Bye, Bye, Med School
C is for Chemistry
No more medical school. No big salary. No purpose.
I sat in front of my computer looking with disbelief at my final grade for Chemistry – a C. That was not the worst grade I could get but it all but guaranteed I would not be accepted to medical school.
I was only a second year student and I had already ruined my future, I thought. I chose to study Biology because I wanted to learn about the world around me, the world God created, but that would not get me a job, I realized. I internally debated if I would rather be a physician, a physician’s assistant, or a physical therapist. All of these jobs would pay well but I did not really want to do any of them. But after this grade I couldn’t do any of them.
School was always easy for me but now in Chemistry I just could not succeed. I was quickly realizing that my hardest efforts were not enough, and that was difficult to accept. Who wants to accept that they just are not good enough for something? The American Dream formed me to think that if I just worked hard enough I could be anything I wanted. That was not true anymore. My purpose in college had been to succeed to get a good job, but now that was over, so what was my purpose?
My faith in God had always been in my back pocket, ready to be used in a time of need, but it had been neglected and replaced with school.
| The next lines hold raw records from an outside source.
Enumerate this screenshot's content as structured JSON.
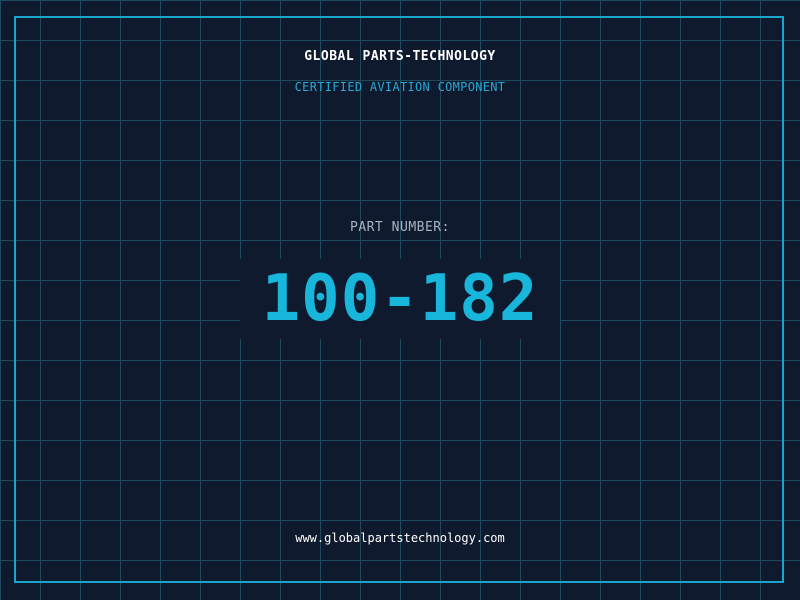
{
  "label": {
    "company": "GLOBAL PARTS-TECHNOLOGY",
    "subtitle": "CERTIFIED AVIATION COMPONENT",
    "part_label": "PART NUMBER:",
    "part_number": "100-182",
    "website": "www.globalpartstechnology.com"
  },
  "colors": {
    "background": "#101a2e",
    "grid": "#1f4a5e",
    "frame": "#1aa6cc",
    "accent": "#19b6dc",
    "subtitle": "#2aa7d4"
  }
}
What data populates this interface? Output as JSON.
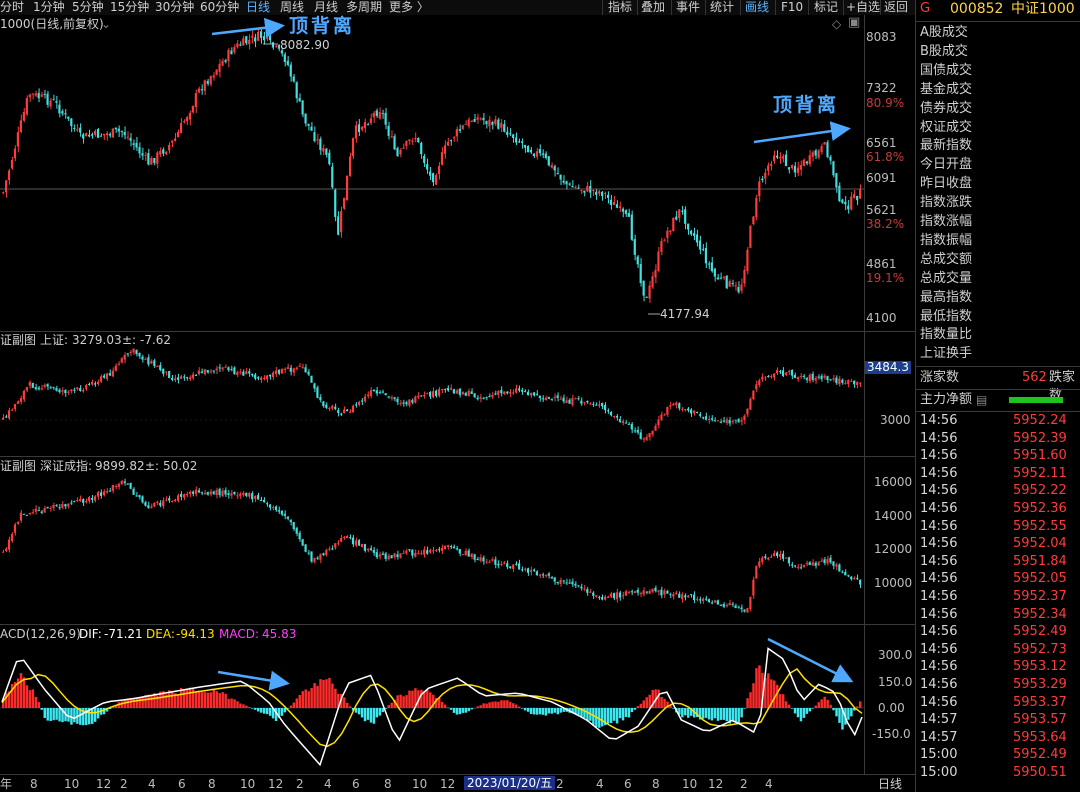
{
  "toolbar": {
    "tabs": [
      "分时",
      "1分钟",
      "5分钟",
      "15分钟",
      "30分钟",
      "60分钟",
      "日线",
      "周线",
      "月线",
      "多周期",
      "更多 〉"
    ],
    "active_tab": "日线",
    "right_items": [
      "指标",
      "叠加",
      "事件",
      "统计",
      "画线",
      "F10",
      "标记",
      "+自选",
      "返回"
    ],
    "active_right": "画线"
  },
  "main_chart": {
    "title": "1000(日线,前复权)",
    "high_label": "8082.90",
    "low_label": "4177.94",
    "y_ticks": [
      "8083",
      "7322",
      "6561",
      "6091",
      "5621",
      "4861",
      "4100"
    ],
    "pct_ticks": [
      "80.9%",
      "61.8%",
      "38.2%",
      "19.1%"
    ],
    "annotation_left": "顶背离",
    "annotation_right": "顶背离"
  },
  "sub1": {
    "name": "证副图",
    "index_label": "上证:",
    "index_value": "3279.03",
    "change_label": "±:",
    "change_value": "-7.62",
    "y_ticks": [
      "3484.3",
      "3000"
    ]
  },
  "sub2": {
    "name": "证副图",
    "index_label": "深证成指:",
    "index_value": "9899.82",
    "change_label": "±:",
    "change_value": "50.02",
    "y_ticks": [
      "16000",
      "14000",
      "12000",
      "10000"
    ]
  },
  "macd": {
    "title": "ACD(12,26,9)",
    "dif_label": "DIF:",
    "dif_value": "-71.21",
    "dea_label": "DEA:",
    "dea_value": "-94.13",
    "macd_label": "MACD:",
    "macd_value": "45.83",
    "y_ticks": [
      "300.0",
      "150.0",
      "0.00",
      "-150.0"
    ]
  },
  "x_axis": {
    "labels": [
      "年",
      "8",
      "10",
      "12",
      "2",
      "4",
      "6",
      "8",
      "10",
      "12",
      "2",
      "4",
      "6",
      "8",
      "10",
      "12",
      "2",
      "4",
      "6",
      "8",
      "10",
      "12",
      "2",
      "4"
    ],
    "cursor_date": "2023/01/20/五",
    "period": "日线"
  },
  "right_panel": {
    "flag": "G",
    "code": "000852",
    "name": "中证1000",
    "items": [
      "A股成交",
      "B股成交",
      "国债成交",
      "基金成交",
      "债券成交",
      "权证成交",
      "最新指数",
      "今日开盘",
      "昨日收盘",
      "指数涨跌",
      "指数涨幅",
      "指数振幅",
      "总成交额",
      "总成交量",
      "最高指数",
      "最低指数",
      "指数量比",
      "上证换手"
    ],
    "rise_label": "涨家数",
    "rise_value": "562",
    "fall_label": "跌家数",
    "main_flow_label": "主力净额",
    "ticks": [
      {
        "time": "14:56",
        "price": "5952.24"
      },
      {
        "time": "14:56",
        "price": "5952.39"
      },
      {
        "time": "14:56",
        "price": "5951.60"
      },
      {
        "time": "14:56",
        "price": "5952.11"
      },
      {
        "time": "14:56",
        "price": "5952.22"
      },
      {
        "time": "14:56",
        "price": "5952.36"
      },
      {
        "time": "14:56",
        "price": "5952.55"
      },
      {
        "time": "14:56",
        "price": "5952.04"
      },
      {
        "time": "14:56",
        "price": "5951.84"
      },
      {
        "time": "14:56",
        "price": "5952.05"
      },
      {
        "time": "14:56",
        "price": "5952.37"
      },
      {
        "time": "14:56",
        "price": "5952.34"
      },
      {
        "time": "14:56",
        "price": "5952.49"
      },
      {
        "time": "14:56",
        "price": "5952.73"
      },
      {
        "time": "14:56",
        "price": "5953.12"
      },
      {
        "time": "14:56",
        "price": "5953.29"
      },
      {
        "time": "14:56",
        "price": "5953.37"
      },
      {
        "time": "14:57",
        "price": "5953.57"
      },
      {
        "time": "14:57",
        "price": "5953.64"
      },
      {
        "time": "15:00",
        "price": "5952.49"
      },
      {
        "time": "15:00",
        "price": "5950.51"
      }
    ]
  },
  "colors": {
    "up": "#ff3b3b",
    "down": "#42e0e0",
    "dif": "#ffffff",
    "dea": "#ffe000",
    "macd_text": "#ff40ff",
    "accent": "#4fa8ff"
  }
}
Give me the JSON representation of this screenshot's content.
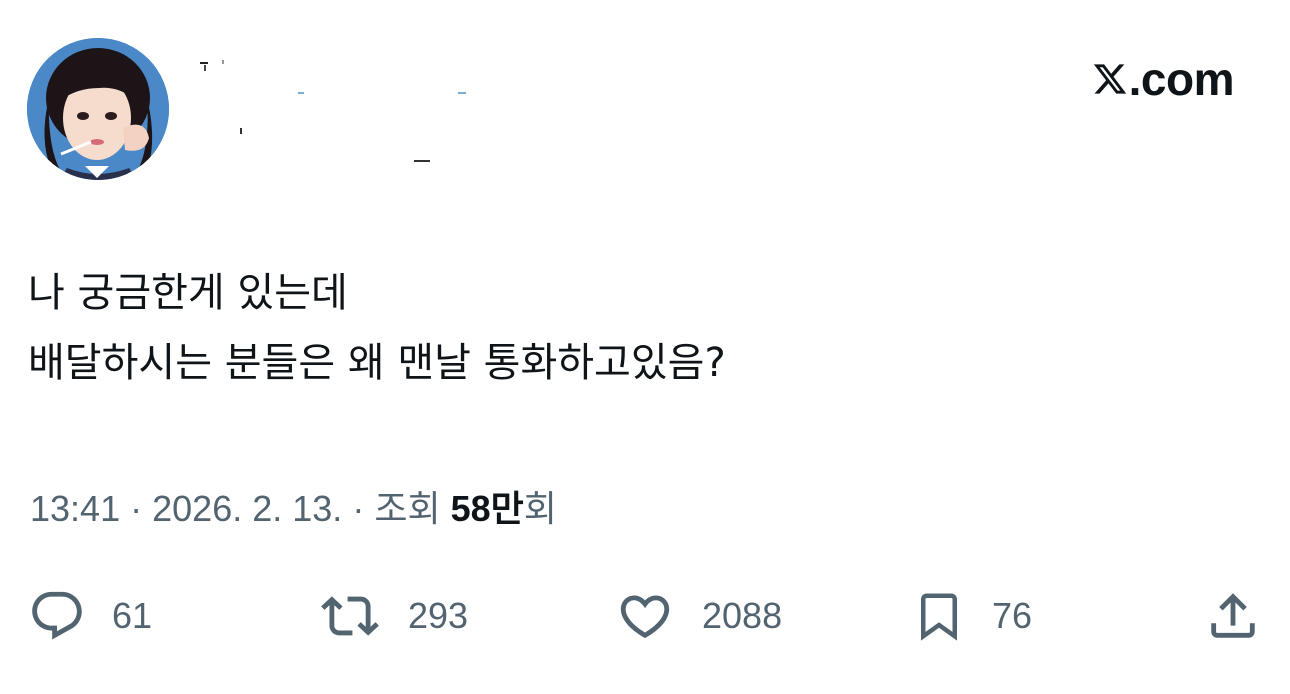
{
  "header": {
    "brand_label": ".com",
    "brand_icon": "x-logo-icon"
  },
  "tweet": {
    "lines": [
      "나 궁금한게 있는데",
      "배달하시는 분들은 왜 맨날 통화하고있음?"
    ],
    "time": "13:41",
    "separator": "·",
    "date": "2026. 2. 13.",
    "views_prefix": "조회",
    "views_count": "58만",
    "views_suffix": "회"
  },
  "actions": {
    "reply": {
      "icon": "reply-icon",
      "count": "61"
    },
    "retweet": {
      "icon": "retweet-icon",
      "count": "293"
    },
    "like": {
      "icon": "heart-icon",
      "count": "2088"
    },
    "bookmark": {
      "icon": "bookmark-icon",
      "count": "76"
    },
    "share": {
      "icon": "share-icon"
    }
  },
  "colors": {
    "text_primary": "#0f1419",
    "text_secondary": "#536471",
    "avatar_bg": "#3a7fc4"
  }
}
I had God in my pocket but my books in my hands. I had given my life to school and I failed it. But I failed to give my life to God and had already failed Him. Was my purpose in the wrong thing? Did God deserve my leftover devotion or something more?
What’s the Purpose?
Desperate and hopeless I turned to the only thing I could think of – the Bible. I opened and found Jesus’ words in Matthew “If anyone wishes to come after Me, he must deny himself, and take up his cross and follow Me. For whoever wishes to save his life will lose it; but whoever loses his life for My sake will find it. For what will it profit a man if he gains the whole world and forfeits his soul? Or what will a man give in exchange for his soul?”
I needed something different, because what I was doing was not working. I exchanged my soul for school. I tried to save my life but I ended up losing it. From then on my purpose was going to be living for God, and not school or myself. I found my purpose in Jesus and the grace he offered and that freed me from my failures. My purpose was to follow Him.
I had a new outlook on university. I was not there to succeed and get a good job but there to help others know God and find their purpose in life. I was a new person. I worked hard in class to learn about His creation, not to get a good job. I shared my new purpose with my friends and was amazed to see others trust Him, like I had. I no longer needed a good job to make a lot of money, but instead I wanted a job where I could help others know God.
My purpose had been found. Chemistry lead me to God.